Europa no necesita a Zeus para ser raptada. Ni a ningún otro dios, olímpico o abrahámico, que, por otra parte, de tales hace tiempo que prescindiera en la esfera pública, reservándoselos no obstante para la privada, pero de modo que periódicamente alcanzan a aflorar cuando menos falta hacen: en forma de tal o cual derecho puesto en entredicho; o de exhibida prenda emblemática de creencia considerada ajena a la idiosincrasia continental.

Aun así, tiene miedo de ser raptada. Miedo irracional, naturalmente, por cuanto sigue obsesionada con que de fuera pudiera venir quien la llegara a secuestrar.

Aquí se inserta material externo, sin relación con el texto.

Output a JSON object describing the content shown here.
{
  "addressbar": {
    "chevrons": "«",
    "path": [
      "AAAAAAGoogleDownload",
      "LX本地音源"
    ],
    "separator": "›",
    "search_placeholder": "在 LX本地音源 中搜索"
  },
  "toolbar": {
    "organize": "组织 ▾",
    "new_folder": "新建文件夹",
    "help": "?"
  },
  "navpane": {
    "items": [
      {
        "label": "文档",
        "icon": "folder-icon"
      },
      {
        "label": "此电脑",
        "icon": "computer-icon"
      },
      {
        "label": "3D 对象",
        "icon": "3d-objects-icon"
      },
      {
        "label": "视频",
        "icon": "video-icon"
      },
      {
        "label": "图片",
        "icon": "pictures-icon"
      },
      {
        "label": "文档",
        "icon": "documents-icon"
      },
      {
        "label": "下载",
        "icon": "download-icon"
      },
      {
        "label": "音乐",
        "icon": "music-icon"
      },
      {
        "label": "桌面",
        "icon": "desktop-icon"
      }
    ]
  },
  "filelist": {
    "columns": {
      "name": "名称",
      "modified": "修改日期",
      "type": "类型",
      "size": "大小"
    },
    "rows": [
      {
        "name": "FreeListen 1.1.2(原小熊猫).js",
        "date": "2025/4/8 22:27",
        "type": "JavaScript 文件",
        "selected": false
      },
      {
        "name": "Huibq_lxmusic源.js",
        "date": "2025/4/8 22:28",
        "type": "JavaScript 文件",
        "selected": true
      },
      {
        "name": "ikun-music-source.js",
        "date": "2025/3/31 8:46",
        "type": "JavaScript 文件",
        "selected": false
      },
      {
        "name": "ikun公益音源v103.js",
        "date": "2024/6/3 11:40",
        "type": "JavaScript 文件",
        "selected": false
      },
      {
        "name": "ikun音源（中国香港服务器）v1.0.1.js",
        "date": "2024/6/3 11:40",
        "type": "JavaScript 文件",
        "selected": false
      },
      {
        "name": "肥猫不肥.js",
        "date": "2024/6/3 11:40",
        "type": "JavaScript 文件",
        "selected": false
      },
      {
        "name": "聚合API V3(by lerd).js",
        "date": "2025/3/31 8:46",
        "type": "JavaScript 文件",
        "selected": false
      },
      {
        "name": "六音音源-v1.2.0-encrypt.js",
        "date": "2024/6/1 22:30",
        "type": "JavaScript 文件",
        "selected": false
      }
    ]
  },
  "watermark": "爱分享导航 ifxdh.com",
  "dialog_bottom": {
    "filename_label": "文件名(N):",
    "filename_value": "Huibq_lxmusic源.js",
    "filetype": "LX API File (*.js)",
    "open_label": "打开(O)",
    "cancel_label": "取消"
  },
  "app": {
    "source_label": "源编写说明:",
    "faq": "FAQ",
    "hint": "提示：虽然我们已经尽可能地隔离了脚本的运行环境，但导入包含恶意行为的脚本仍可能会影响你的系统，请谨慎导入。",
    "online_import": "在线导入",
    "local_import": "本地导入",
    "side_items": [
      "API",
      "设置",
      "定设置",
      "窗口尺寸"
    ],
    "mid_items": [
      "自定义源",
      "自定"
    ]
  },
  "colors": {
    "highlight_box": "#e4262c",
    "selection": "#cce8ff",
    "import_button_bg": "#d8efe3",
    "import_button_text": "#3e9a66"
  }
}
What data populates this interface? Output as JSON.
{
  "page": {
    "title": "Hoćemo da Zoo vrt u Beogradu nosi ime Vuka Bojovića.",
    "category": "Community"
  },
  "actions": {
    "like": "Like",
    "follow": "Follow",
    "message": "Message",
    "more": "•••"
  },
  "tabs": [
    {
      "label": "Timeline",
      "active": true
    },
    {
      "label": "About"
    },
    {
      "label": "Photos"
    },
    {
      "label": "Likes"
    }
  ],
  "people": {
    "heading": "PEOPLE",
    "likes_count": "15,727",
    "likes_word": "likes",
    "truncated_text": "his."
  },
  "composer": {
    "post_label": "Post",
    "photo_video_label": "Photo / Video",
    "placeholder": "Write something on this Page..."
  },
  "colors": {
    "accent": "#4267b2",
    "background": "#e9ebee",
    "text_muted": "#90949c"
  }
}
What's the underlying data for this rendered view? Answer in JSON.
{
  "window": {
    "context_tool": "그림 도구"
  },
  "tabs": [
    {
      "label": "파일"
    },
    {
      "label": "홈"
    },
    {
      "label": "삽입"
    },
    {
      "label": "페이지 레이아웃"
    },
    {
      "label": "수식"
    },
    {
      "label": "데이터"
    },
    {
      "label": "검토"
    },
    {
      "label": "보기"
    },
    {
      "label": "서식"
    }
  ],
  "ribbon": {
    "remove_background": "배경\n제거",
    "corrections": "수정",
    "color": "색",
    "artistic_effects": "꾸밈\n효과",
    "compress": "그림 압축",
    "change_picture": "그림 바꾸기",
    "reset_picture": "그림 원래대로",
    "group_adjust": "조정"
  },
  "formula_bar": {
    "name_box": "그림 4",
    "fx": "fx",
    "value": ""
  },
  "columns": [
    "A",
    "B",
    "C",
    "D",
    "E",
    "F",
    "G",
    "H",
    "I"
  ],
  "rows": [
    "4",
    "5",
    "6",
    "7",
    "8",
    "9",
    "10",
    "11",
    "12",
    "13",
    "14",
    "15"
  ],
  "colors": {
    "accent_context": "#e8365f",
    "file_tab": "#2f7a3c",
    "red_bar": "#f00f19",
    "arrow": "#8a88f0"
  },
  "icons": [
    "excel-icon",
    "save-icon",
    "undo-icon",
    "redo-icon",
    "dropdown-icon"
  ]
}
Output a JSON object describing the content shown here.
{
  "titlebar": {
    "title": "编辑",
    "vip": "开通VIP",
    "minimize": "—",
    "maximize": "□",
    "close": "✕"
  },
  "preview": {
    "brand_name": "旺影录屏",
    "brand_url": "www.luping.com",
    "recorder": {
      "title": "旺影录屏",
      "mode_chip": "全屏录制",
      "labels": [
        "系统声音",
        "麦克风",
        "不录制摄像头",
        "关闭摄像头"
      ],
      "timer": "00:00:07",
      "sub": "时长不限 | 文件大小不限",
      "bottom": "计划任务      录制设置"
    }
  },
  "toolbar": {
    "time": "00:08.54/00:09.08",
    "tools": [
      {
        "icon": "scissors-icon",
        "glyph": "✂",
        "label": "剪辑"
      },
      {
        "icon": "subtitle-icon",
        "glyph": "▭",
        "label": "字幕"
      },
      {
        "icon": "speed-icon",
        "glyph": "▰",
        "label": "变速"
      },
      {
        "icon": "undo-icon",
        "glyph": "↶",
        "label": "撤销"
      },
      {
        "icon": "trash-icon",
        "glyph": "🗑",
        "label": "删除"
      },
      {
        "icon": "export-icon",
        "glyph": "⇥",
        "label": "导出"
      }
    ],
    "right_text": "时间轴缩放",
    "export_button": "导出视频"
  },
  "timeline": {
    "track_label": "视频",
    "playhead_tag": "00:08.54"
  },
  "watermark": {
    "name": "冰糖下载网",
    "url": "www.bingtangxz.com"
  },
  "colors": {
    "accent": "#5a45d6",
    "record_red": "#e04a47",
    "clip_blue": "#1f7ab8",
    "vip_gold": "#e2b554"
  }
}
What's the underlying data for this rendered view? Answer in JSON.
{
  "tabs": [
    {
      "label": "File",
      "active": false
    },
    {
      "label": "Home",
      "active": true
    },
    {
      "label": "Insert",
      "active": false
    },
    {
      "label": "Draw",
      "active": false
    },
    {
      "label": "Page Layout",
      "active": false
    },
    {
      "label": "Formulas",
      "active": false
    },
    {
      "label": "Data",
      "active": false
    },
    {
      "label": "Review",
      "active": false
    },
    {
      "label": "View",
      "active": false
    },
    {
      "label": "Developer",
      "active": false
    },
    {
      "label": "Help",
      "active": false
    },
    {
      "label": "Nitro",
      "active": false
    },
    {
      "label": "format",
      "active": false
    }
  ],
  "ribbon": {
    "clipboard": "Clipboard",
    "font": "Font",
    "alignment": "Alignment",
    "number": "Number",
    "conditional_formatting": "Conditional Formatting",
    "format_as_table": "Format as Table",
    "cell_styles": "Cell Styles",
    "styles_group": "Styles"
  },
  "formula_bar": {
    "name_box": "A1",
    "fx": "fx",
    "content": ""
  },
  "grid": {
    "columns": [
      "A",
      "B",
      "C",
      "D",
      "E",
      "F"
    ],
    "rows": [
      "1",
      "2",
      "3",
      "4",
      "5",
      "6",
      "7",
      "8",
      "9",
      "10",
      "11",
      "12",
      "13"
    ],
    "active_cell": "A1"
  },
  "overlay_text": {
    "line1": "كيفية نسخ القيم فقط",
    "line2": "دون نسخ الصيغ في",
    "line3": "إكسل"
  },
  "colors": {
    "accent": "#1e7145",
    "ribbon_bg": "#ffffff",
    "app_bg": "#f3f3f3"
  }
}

Pero no parece tenerlo tanto para los periódicos arrebatos de propia furia colectiva que tantas veces la han arrasado. Sigue y persiste en su alerta al exótico rapto, descuidando los tales arrebatos, como sin percatarse de la compartida etimología latina de ambos términos. Debe ser que el cultismo del rapto, además de ofrecerle mejor perspectiva, le resulta, por clásico y olímpico, mucho más patente y reconocible, como temor, que la patrimonial violencia del doméstico arrebato. Cual si a pesar de su experiencia, siguiera añorando la tutela divina que tanta sangre le costara relegar, hasta prescindir absolutamente de ella en la cosa pública, al margen de ideologías gobernantes.

No, Europa no necesita dioses… para ser raptada. Se basta a sí misma. O a los propios demonios -que al retiro con sus divinos oponentes se resisten- de su atormentada historia, como harto fehacientemente lo prueba un simple vistazo retrospectivo. Y no es preciso mucho; todo lo más un siglo. El que ahora, precisamente, se cumple este año de 2014.